What is integrated behavioral health? At a basic level, it means we work side by side with our behavioral health team - one office serving multiple needs. But it’s deeper than that. It’s about understanding and exploring the interrelationship between how we act and behave to how we feel and function. And it’s imbedded in pediatrics because prevention, education and support is so much better than the consequences and sequela of doing too little, too late.

For me, behavioral health is more than promoting a new service or listing all the diagnosis’s we can better assist in "treating"; it’s about getting to the root of the problem earlier, hopefully, than later. It’s peeling away the stigma that something is “wrong” or needs to be “fixed” to how we can better understand and function as a person and a family.


For all the services and consults and interventions that will be available, the most important one, in my opinion, is yet to be developed- understanding our interrelationships to our children, our families and ourselves. We’ve learned so much in the past 20 years about the biology of the brain and development in children and how it relates to attachment, parenting and family functioning.
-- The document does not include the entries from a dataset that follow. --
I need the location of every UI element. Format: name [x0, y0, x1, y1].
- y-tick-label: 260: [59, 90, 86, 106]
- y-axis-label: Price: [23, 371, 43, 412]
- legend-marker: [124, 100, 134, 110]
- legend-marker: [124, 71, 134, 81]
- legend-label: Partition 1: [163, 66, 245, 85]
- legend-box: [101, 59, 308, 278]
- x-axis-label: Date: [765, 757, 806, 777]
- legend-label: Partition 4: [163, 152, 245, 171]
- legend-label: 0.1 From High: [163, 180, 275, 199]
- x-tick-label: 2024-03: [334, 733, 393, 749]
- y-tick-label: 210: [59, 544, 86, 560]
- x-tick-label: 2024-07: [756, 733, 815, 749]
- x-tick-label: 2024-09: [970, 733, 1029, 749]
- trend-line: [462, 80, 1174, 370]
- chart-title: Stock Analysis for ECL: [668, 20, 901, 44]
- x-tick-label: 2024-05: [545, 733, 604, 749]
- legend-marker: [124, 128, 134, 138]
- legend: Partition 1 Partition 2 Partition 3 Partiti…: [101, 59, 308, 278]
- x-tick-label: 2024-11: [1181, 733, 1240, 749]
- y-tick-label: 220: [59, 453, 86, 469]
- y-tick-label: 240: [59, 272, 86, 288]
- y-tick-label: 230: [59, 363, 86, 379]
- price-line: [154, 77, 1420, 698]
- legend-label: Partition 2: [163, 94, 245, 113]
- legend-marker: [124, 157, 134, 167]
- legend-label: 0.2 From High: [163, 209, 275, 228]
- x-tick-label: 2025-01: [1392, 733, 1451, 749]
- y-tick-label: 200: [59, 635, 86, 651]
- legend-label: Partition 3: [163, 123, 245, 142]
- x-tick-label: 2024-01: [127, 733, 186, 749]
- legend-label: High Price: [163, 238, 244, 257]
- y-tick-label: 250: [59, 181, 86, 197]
Each of these are critically important and I can’t wait to share that with you, with our team, and also by reviewing the amazing literature that has been written on parenting and family functioning. There are lots of "how to" guides out there but they’re just words if you don’t understand the why.



I headlined this as the new age of pediatrics and in fact it is. But I want you to know that behavioral health can and should be so much more than fixing a problem or managing a condition. It’s about insight, self reflection and maybe some vulnerability. It’s OK to say I don’t know, it’s OK to seek answers, it’s OK to apologize. We can be a safe harbor for your child and your family. I also want to say thank you, in advance, for entrusting your care to all of us working together to make our patients, our families and our communities better, as best we can. That has always been my vision and this is a core mission of pediatrics that I’ll always stay committed to.